Además, hay algo profundamente humano en esa pausa. Durante la siesta, la casa se sumerge en un silencio especial. El sol cae con fuerza, las persianas bajan, y el mundo parece detenerse. Es un momento de reconexión. No se trata solo de dormir, sino de frenar el ruido exterior, de escuchar el propio ritmo. En esos minutos de calma, se siente una paz que pocas cosas ofrecen.
Con el tiempo, me di cuenta de que la siesta también cambió mi relación con el trabajo. Antes lo veía como una carrera constante, una sucesión de metas que debía cumplir sin detenerme. Ahora entiendo que el descanso forma parte del proceso productivo. No es lo contrario del trabajo, es su complemento. Gracias a la siesta, dejé de asociar la eficiencia con la fatiga y empecé a verla como equilibrio.

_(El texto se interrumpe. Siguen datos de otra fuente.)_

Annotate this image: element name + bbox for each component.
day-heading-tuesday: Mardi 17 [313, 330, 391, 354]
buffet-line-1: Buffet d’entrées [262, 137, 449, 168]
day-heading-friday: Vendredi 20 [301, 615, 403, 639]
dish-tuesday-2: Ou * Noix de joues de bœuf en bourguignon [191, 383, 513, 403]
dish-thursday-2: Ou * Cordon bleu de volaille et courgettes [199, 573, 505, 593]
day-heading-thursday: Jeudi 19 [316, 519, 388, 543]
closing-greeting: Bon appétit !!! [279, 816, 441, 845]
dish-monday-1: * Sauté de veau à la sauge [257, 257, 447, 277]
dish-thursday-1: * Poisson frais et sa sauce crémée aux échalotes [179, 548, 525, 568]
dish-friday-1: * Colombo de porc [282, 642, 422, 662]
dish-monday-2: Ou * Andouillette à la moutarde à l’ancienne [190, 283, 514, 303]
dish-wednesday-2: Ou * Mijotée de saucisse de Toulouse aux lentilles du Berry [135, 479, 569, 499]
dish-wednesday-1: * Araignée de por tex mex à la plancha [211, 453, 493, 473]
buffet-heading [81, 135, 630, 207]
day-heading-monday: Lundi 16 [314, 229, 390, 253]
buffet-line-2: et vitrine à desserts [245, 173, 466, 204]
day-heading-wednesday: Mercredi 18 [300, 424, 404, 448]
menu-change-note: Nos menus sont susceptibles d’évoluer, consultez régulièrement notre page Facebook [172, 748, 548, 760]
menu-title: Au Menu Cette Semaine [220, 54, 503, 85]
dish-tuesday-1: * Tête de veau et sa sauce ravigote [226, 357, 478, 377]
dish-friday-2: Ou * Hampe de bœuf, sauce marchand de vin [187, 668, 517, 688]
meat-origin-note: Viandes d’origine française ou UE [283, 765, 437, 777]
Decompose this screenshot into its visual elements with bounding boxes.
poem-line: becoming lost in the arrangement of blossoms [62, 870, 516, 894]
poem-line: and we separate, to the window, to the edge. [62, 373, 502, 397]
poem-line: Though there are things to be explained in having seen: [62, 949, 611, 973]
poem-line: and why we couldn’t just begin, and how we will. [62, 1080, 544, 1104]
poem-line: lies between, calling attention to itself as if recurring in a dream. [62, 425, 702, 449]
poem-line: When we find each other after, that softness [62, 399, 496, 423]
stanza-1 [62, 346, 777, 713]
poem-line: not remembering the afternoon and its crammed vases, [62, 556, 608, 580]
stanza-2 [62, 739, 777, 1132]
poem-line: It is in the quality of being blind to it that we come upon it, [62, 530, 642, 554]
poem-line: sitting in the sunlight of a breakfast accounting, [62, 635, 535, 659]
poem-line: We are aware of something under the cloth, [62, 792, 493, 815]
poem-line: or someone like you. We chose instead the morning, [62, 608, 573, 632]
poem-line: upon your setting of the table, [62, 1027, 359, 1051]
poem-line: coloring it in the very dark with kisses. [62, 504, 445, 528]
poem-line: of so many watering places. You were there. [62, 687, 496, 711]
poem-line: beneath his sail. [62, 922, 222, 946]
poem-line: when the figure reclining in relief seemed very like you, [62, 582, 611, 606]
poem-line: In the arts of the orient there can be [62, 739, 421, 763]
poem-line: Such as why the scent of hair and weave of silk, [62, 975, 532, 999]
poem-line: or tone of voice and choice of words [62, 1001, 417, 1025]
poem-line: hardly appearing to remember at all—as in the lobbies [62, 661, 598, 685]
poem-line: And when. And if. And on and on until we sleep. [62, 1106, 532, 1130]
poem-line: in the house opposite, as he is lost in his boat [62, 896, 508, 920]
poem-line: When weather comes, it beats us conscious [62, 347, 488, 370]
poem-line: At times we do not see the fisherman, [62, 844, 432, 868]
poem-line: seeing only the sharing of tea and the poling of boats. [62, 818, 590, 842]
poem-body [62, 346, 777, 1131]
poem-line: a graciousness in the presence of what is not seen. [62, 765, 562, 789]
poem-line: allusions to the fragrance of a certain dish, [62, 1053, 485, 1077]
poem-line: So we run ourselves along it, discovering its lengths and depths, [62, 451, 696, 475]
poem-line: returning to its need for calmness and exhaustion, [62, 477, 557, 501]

Incluso fuera del verano, cuando el calor no obliga a refugiarse en casa, mantengo ese hábito. No siempre duermo; a veces simplemente cierro los ojos, respiro, o leo algo breve. Lo importante es desconectarse del ritmo exterior, aunque sea quince minutos. Esa pequeña pausa tiene el poder de cambiar el resto del día.

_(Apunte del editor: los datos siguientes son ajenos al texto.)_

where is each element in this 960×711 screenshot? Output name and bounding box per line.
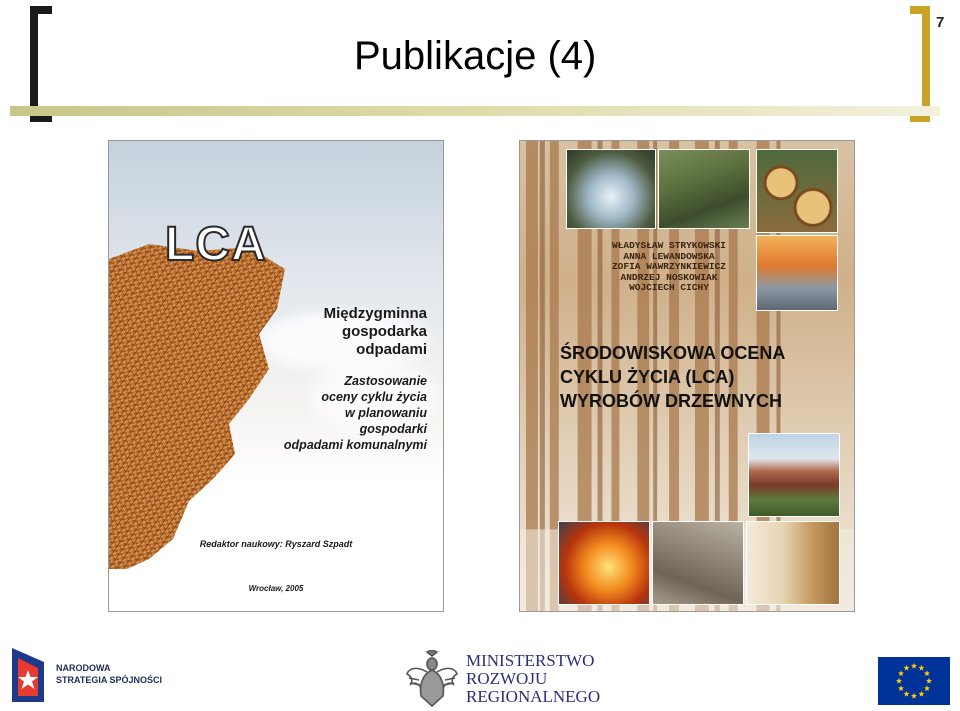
author-name: WŁADYSŁAW STRYKOWSKI xyxy=(611,240,727,251)
title-line: Międzygminna xyxy=(323,305,427,322)
title-line: gospodarka xyxy=(341,323,427,340)
slide-number: 7 xyxy=(936,14,945,31)
title-line: WYROBÓW DRZEWNYCH xyxy=(560,391,782,411)
ministry-logo-text xyxy=(466,652,600,706)
photo-logs xyxy=(756,149,838,233)
subtitle-line: oceny cyklu życia xyxy=(321,390,427,404)
ministry-line: MINISTERSTWO xyxy=(466,651,595,670)
photo-interior xyxy=(746,521,840,605)
title-line: CYKLU ŻYCIA (LCA) xyxy=(560,367,735,387)
book-right-authors xyxy=(576,241,762,294)
author-name: WOJCIECH CICHY xyxy=(629,282,709,293)
book-left-editor: Redaktor naukowy: Ryszard Szpadt xyxy=(199,539,353,549)
title-line: ŚRODOWISKOWA OCENA xyxy=(560,343,786,363)
book-cover-lca-waste xyxy=(108,140,444,612)
nss-line: STRATEGIA SPÓJNOŚCI xyxy=(56,675,163,685)
lca-logo-text: LCA xyxy=(165,218,267,271)
photo-forester xyxy=(658,149,750,229)
book-right-title xyxy=(560,341,785,413)
nss-star-logo-icon xyxy=(8,644,48,704)
title-line: odpadami xyxy=(356,341,427,358)
book-left-place-year: Wrocław, 2005 xyxy=(248,584,304,593)
author-name: ANDRZEJ NOSKOWIAK xyxy=(620,271,718,283)
book-cover-wood-lca xyxy=(519,140,855,612)
photo-demolition xyxy=(652,521,744,605)
subtitle-line: gospodarki xyxy=(359,422,427,436)
author-name: ZOFIA WAWRZYNKIEWICZ xyxy=(611,261,727,272)
subtitle-line: w planowaniu xyxy=(345,406,427,420)
ministry-line: REGIONALNEGO xyxy=(466,687,601,706)
map-texture-image xyxy=(109,239,285,569)
subtitle-line: Zastosowanie xyxy=(344,374,427,388)
polish-eagle-emblem-icon xyxy=(405,650,459,708)
book-left-title xyxy=(324,305,427,359)
eu-flag-icon xyxy=(878,657,950,705)
photo-treetops xyxy=(566,149,656,229)
nss-logo-text xyxy=(56,662,162,686)
title-band xyxy=(10,106,940,116)
author-name: ANNA LEWANDOWSKA xyxy=(623,250,715,262)
book-left-subtitle xyxy=(284,373,427,453)
right-bracket-decoration xyxy=(910,6,930,122)
left-bracket-decoration xyxy=(30,6,52,122)
photo-fire xyxy=(558,521,650,605)
photo-wooden-house xyxy=(748,433,840,517)
subtitle-line: odpadami komunalnymi xyxy=(283,438,427,452)
photo-industrial-plant xyxy=(756,235,838,311)
nss-line: NARODOWA xyxy=(56,663,111,673)
slide-title: Publikacje (4) xyxy=(354,34,597,78)
ministry-line: ROZWOJU xyxy=(466,669,548,688)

Hoy, cuando vuelvo a mi país y alguien se sorprende de que “pierda tiempo” después de comer, sonrío. Porque sé que no lo pierdo: lo recupero. La siesta me enseñó a escuchar mi cuerpo, a entender que el rendimiento no se impone, se cultiva. Y que la mente clara, descansada, siempre produce más que la mente agotada.
Vivir en España me hizo comprender algo fundamental: no hace falta elegir entre disfrutar y ser productivo. La verdadera productividad nace del bienestar. La siesta, con su pausa breve y su serenidad, es una de las formas más sencillas de recordarlo.
Ahora, cada vez que cierro los ojos después del almuerzo, siento que no solo descanso, sino que me reconcilio con el tiempo. Y cuando despierto, con el sol entrando suavemente por la ventana, sé que ese pequeño acto de pausa me hace más eficiente, más creativa y, sobre todo, más feliz.